There’s a lot of wisdom to be gained from choosing what things impact our lives, and the easiest way for me to think about it is the opinions of others and what kind of attachments we form in life. The best way to move through this world is with ease, in the sense that we can always be bogged down by trivialities or dwell on the opinions of others, but ultimately, someone’s idea of me has absolutely nothing to do with me.

If I can look at myself in the mirror and love what I see staring back at me, I can find a way to manage the rest. Maybe not always physically, but on a soul level, I can be okay with who I am. There have been multiple instances in my life where I felt unworthy, incapable, and not good enough for careers or other opportunities, but then later witnessed others succeeding at that very thing with maybe less natural skill. Still, the fact that they were willing to show up and do the work meant that they were ten steps ahead of me.

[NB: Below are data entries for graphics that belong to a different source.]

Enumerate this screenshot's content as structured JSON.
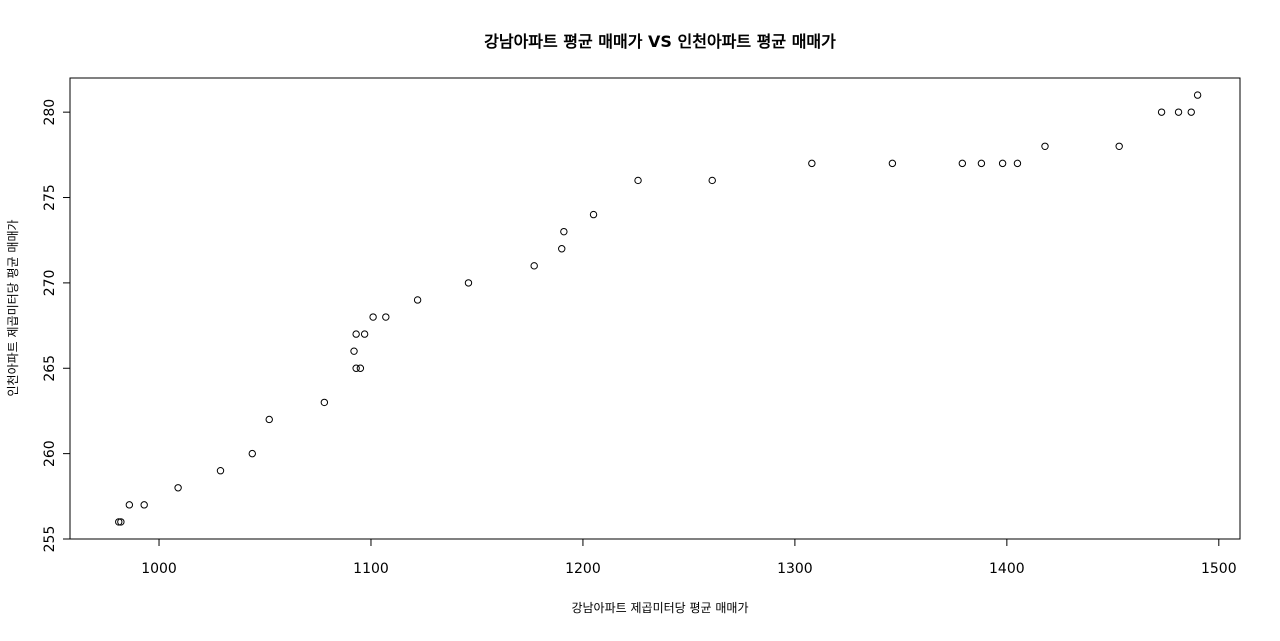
{
  "chart_data": {
    "type": "scatter",
    "title": "강남아파트 평균 매매가 VS 인천아파트 평균 매매가",
    "xlabel": "강남아파트 제곱미터당 평균 매매가",
    "ylabel": "인천아파트 제곱미터당 평균 매매가",
    "xlim": [
      958,
      1510
    ],
    "ylim": [
      255,
      282
    ],
    "x_ticks": [
      1000,
      1100,
      1200,
      1300,
      1400,
      1500
    ],
    "y_ticks": [
      255,
      260,
      265,
      270,
      275,
      280
    ],
    "grid": false,
    "marker": "open-circle",
    "marker_color": "#000000",
    "series": [
      {
        "points": [
          {
            "x": 981,
            "y": 256
          },
          {
            "x": 982,
            "y": 256
          },
          {
            "x": 986,
            "y": 257
          },
          {
            "x": 993,
            "y": 257
          },
          {
            "x": 1009,
            "y": 258
          },
          {
            "x": 1029,
            "y": 259
          },
          {
            "x": 1044,
            "y": 260
          },
          {
            "x": 1052,
            "y": 262
          },
          {
            "x": 1078,
            "y": 263
          },
          {
            "x": 1092,
            "y": 266
          },
          {
            "x": 1093,
            "y": 265
          },
          {
            "x": 1093,
            "y": 267
          },
          {
            "x": 1095,
            "y": 265
          },
          {
            "x": 1097,
            "y": 267
          },
          {
            "x": 1101,
            "y": 268
          },
          {
            "x": 1107,
            "y": 268
          },
          {
            "x": 1122,
            "y": 269
          },
          {
            "x": 1146,
            "y": 270
          },
          {
            "x": 1177,
            "y": 271
          },
          {
            "x": 1190,
            "y": 272
          },
          {
            "x": 1191,
            "y": 273
          },
          {
            "x": 1205,
            "y": 274
          },
          {
            "x": 1226,
            "y": 276
          },
          {
            "x": 1261,
            "y": 276
          },
          {
            "x": 1308,
            "y": 277
          },
          {
            "x": 1346,
            "y": 277
          },
          {
            "x": 1379,
            "y": 277
          },
          {
            "x": 1388,
            "y": 277
          },
          {
            "x": 1398,
            "y": 277
          },
          {
            "x": 1405,
            "y": 277
          },
          {
            "x": 1418,
            "y": 278
          },
          {
            "x": 1453,
            "y": 278
          },
          {
            "x": 1473,
            "y": 280
          },
          {
            "x": 1481,
            "y": 280
          },
          {
            "x": 1487,
            "y": 280
          },
          {
            "x": 1490,
            "y": 281
          }
        ]
      }
    ]
  }
}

It stems from childhood conditioning, in assuming that I would be made fun of or not respected enough, so I decided against pursuing certain things in favour of a safer, more reliable route. Still, it gets to a point when you start re-evaluating how things work out for people who choose the safe path.

Sometimes, the people who decide to stay in well-paying jobs with a pension aren’t all that happy, and if I were made to choose financial security over Peace of Mind, then I would choose Peace of Mind 100% of the time. I’m only here once for this specific incarnation. Because of that, I will continue to be weird, sometimes reckless, and utterly unconventional. I will always value how I feel about my choices over how others view my decisions.

We apologize for not fitting into the moulds that others created for us. Still, often, they’re outdated and need to be remodelled or broken altogether so we can improve this world and our present realities. Joy and freedom of expression are meant for all of us, not just those in positions of power dictating how society should be run. It’s very much Okay to be different and to break the rules sometimes, specifically when those rules impede on the rights of others or don’t follow our internal code of conduct.

Remember to focus on what sparks joy and creates ease within yourself. Trust that as your inner guide to lead the way, rather than what others tell you, is the right decision. Many horrible atrocities have been rationalized because the rules were just seen as part of the status quo and not to be questioned. Regardless of whether it’s a life decision or my personal belief, I will be guided by my inner compass because it’s easier to lose the respect of others than it is to regain my self-respect. Relationships often don’t last forever, but I must justify my choices to the person who stares back at me from the mirror, and to me, that is far more important than appeasing people who might not be kind on the inside.

The St. Francis Peace Prayer holds excellent resonance with me. It reminds me always to be mindful of how I conduct myself in every moment since I am the only person who gets to decide how I conduct myself. The reality is that none of us are perfect and should not aspire to be perfect, but I find it helpful not to feel burdened by the perceptions of others because I don’t want to leave this life full of regret over the choices I didn’t make because I felt too self-conscious to put myself out there. We will make mistakes, but those mistakes often lead us to where we’re meant to be and are just as important, if not more so, than the highs in life. It’s more about realizing what is important to you and letting go of the rest.